32 Views Asked by At

I am building a logistic regression model, and for the target variable, I would like to get the Close price 5 days after an event has occurred.

import simfin as sf

# Load historical data
sf.set_data_dir('simfin_data')
sf.set_api_key(api_key='')

prices = sf.load(dataset='shareprices', variant='daily', market='us')
df = prices.loc[prices['Ticker'] == 'TSLA']
df.index = pd.to_datetime(df['Date'])
df = df[['High', 'Low', 'Open', 'Close', 'Volume']]


# Set Target Variable
load_target = sf.load(dataset='income', variant='quarterly', market='us')
load_target = load_target.loc[load_target['Ticker'] == 'TSLA']
event_close = df.loc[load_target['Publish Date'], 'Close']

# Get the Close price 5 days after 'Publish Date'
df['target'] = 
1

There are 1 best solutions below

1
AyyBeeShafi On
# Get the Close price 5 days after 'Publish Date'
df['target'] = df['Close'].shift(-5)

# Align the 'target' values with the corresponding 'Publish Date'
df['target'] = df['target'].loc[load_target['Publish Date']]
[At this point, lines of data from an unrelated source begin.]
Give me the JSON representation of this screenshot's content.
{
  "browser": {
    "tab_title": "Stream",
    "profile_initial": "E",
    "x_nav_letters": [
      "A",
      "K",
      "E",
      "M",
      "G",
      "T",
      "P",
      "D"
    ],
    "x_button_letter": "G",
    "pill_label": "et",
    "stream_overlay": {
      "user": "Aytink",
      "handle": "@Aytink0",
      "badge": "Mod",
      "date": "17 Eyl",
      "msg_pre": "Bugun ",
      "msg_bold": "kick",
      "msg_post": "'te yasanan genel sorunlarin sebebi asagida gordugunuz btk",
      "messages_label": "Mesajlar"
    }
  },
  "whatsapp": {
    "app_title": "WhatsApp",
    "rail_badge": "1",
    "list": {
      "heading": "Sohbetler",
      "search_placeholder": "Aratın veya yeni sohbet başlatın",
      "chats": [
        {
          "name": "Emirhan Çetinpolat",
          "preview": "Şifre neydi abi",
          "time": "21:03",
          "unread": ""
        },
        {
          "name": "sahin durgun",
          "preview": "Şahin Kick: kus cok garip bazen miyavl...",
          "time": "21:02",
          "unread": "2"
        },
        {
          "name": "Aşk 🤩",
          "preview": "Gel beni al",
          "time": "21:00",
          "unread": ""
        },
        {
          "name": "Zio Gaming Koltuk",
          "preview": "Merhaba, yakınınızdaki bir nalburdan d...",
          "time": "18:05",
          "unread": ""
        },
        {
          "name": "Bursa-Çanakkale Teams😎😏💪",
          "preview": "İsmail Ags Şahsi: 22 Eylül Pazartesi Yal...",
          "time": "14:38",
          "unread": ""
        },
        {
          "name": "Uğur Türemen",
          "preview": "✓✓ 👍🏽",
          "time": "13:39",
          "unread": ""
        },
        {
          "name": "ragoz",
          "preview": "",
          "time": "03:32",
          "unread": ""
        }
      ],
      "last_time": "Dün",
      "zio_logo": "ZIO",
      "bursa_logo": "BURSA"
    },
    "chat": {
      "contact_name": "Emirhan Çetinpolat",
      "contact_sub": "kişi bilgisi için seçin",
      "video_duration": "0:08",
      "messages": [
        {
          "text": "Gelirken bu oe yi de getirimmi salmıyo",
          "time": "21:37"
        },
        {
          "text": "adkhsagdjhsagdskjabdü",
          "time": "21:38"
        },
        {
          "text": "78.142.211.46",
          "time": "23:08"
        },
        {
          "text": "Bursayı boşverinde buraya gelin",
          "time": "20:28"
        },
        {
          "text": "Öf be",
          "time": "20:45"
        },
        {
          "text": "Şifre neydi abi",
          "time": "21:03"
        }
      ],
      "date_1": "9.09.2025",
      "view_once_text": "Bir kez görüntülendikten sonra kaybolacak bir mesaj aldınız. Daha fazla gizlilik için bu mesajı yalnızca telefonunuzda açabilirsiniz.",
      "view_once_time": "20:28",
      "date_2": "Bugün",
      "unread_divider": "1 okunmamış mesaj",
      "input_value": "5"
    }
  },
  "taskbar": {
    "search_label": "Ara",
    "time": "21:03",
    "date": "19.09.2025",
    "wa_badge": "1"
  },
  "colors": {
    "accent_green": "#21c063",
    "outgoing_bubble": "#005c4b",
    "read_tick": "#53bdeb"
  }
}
# Drop rows where 'Publish Date' is NaN (not present in share prices dataset)
df = df.dropna(subset=['target'])

Note that shifting the 'Close' prices by 5 rows might result in NaN values for the last 5 rows in the 'target' column. You can drop or fill these NaN values based on your preference and the requirements of your logistic regression model.